The set of tools include:
translation table filtering (based on input file, phrase length or probability value) and flipping (to be reused
for E->F translation)
character encoding conversion
distributed decoding (splits a decoding task, including auxiliary file generation -- lattices, etc.) on multiple machines
(it was used for accelerated MERT training) - compatible with both Phramer and Pharaoh
sorting (we encountered problems with the GNU sort)
profiling tools (at the level of nanoseconds), that are inserted in the exact points of measurement -- much faster than
the java profiler
conversion tools for translation tables and language models
14: How do I use remote data structures?
Start a server (org.phramer.v1.server.StartRemoteTranslationTable , org.phramer.v1.server.StartRemoteBackoffLM) and in
the configuration file of the decoder, instead of providing the path to the LM/TT file, write:
remote:machine:port
15. How do I extend Phramer?
You can write classes and use the extended configuration to make use of them (i.e.: -x-unk-words-transliterator), also
by using org.phramer.v1.decoder.main.PhramerMain.main().

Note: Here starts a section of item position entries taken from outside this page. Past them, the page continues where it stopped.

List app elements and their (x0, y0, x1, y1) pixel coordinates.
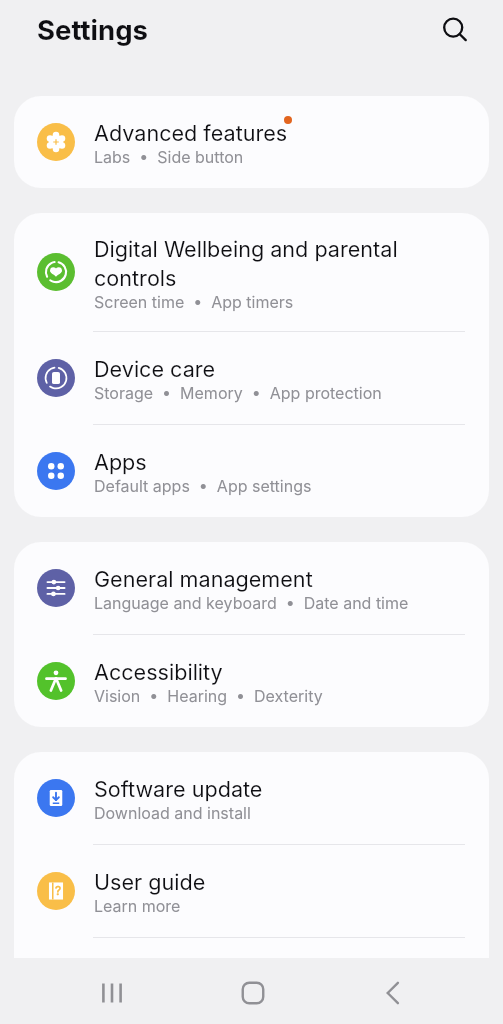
button[interactable]: Software update (14, 752, 489, 844)
staticText: Screen time • App timers (94, 292, 294, 311)
button[interactable]: Recents (84, 965, 140, 1021)
staticText: Advanced features (94, 118, 288, 147)
staticText: Digital Wellbeing and parental controls (94, 234, 469, 292)
staticText: Vision • Hearing • Dexterity (94, 686, 323, 705)
staticText: About phone (94, 957, 226, 986)
button[interactable]: Device care (14, 332, 489, 424)
staticText: ? (55, 883, 62, 898)
staticText: Software update (94, 774, 263, 803)
button[interactable]: Search (432, 7, 478, 53)
staticText: Settings (37, 13, 148, 46)
staticText: Storage • Memory • App protection (94, 383, 382, 402)
button[interactable]: Back (366, 965, 422, 1021)
button[interactable]: Home (225, 965, 281, 1021)
button[interactable]: Digital Wellbeing and parental controls (14, 213, 489, 331)
staticText: Status (94, 986, 142, 1005)
staticText: Accessibility (94, 657, 223, 686)
staticText: General management (94, 564, 313, 593)
staticText: Default apps • App settings (94, 476, 312, 495)
staticText: Download and install (94, 803, 251, 822)
button[interactable]: Accessibility (14, 635, 489, 727)
button[interactable]: About phone (14, 938, 489, 1024)
button[interactable]: General management (14, 542, 489, 634)
staticText: Language and keyboard • Date and time (94, 593, 409, 612)
staticText: Learn more (94, 896, 181, 915)
staticText: Labs • Side button (94, 147, 244, 166)
staticText: Device care (94, 354, 216, 383)
staticText: User guide (94, 867, 206, 896)
staticText: Apps (94, 447, 147, 476)
button[interactable]: Advanced features (14, 96, 489, 188)
button[interactable]: Apps (14, 425, 489, 517)
button[interactable]: ? (14, 845, 489, 937)
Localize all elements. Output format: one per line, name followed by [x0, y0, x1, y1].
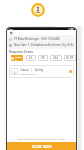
- staticText: BOOK NOW: [32, 144, 52, 149]
- staticText: Response Zones: [9, 50, 33, 54]
- staticText: Classic | Spring: [20, 68, 44, 72]
- staticText: Total Selected : Electric light 0973 7 h…: [7, 137, 76, 140]
- button[interactable]: Classic | Spring: [9, 65, 74, 78]
- staticText: 66: [29, 56, 33, 60]
- button[interactable]: Back: [9, 31, 13, 35]
- button[interactable]: 66: [26, 55, 36, 61]
- button[interactable]: BOOK NOW: [7, 142, 76, 150]
- button[interactable]: 88: [38, 55, 48, 61]
- staticText: 9:41: [9, 28, 13, 30]
- staticText: SELECT: [15, 55, 23, 61]
- staticText: Near Gate 7, Vishwakarma Electronic City…: [14, 43, 74, 47]
- staticText: PF Rahul Bhatnagar - Shift 10:30 AM: [14, 37, 60, 41]
- staticText: 88: [41, 56, 45, 60]
- staticText: HLPR: [66, 56, 74, 60]
- staticText: seat available - 4: [20, 73, 38, 76]
- button[interactable]: SELECT: [11, 55, 23, 61]
- staticText: 444: [53, 56, 59, 60]
- button[interactable]: PF Rahul Bhatnagar - Shift 10:30 AM: [9, 36, 74, 42]
- button[interactable]: Near Gate 7, Vishwakarma Electronic City…: [9, 42, 74, 48]
- button[interactable]: HLPR: [64, 55, 76, 61]
- button[interactable]: 444: [50, 55, 62, 61]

You can write classes and customize the loading process (implement org.phramer.v1.decoder.loader.PhramerHelperIf
or use org.phramer.v1.decoder.loader.PhramerHelperCustom to make use of your classes). You will need to write a small
program that calls PharmerMain.phramerMain() (see org.phramer.v1.extensions.pos.POSPhramerMain as an example for an
extension).
You can analyze the code and change code inside org.phramer.v1.decoder package and subpackages (make your own Phramer
branch).
We believe that the architecture allows a lot of customizations to be made outside the org.phramer.v1.decoder.* packages.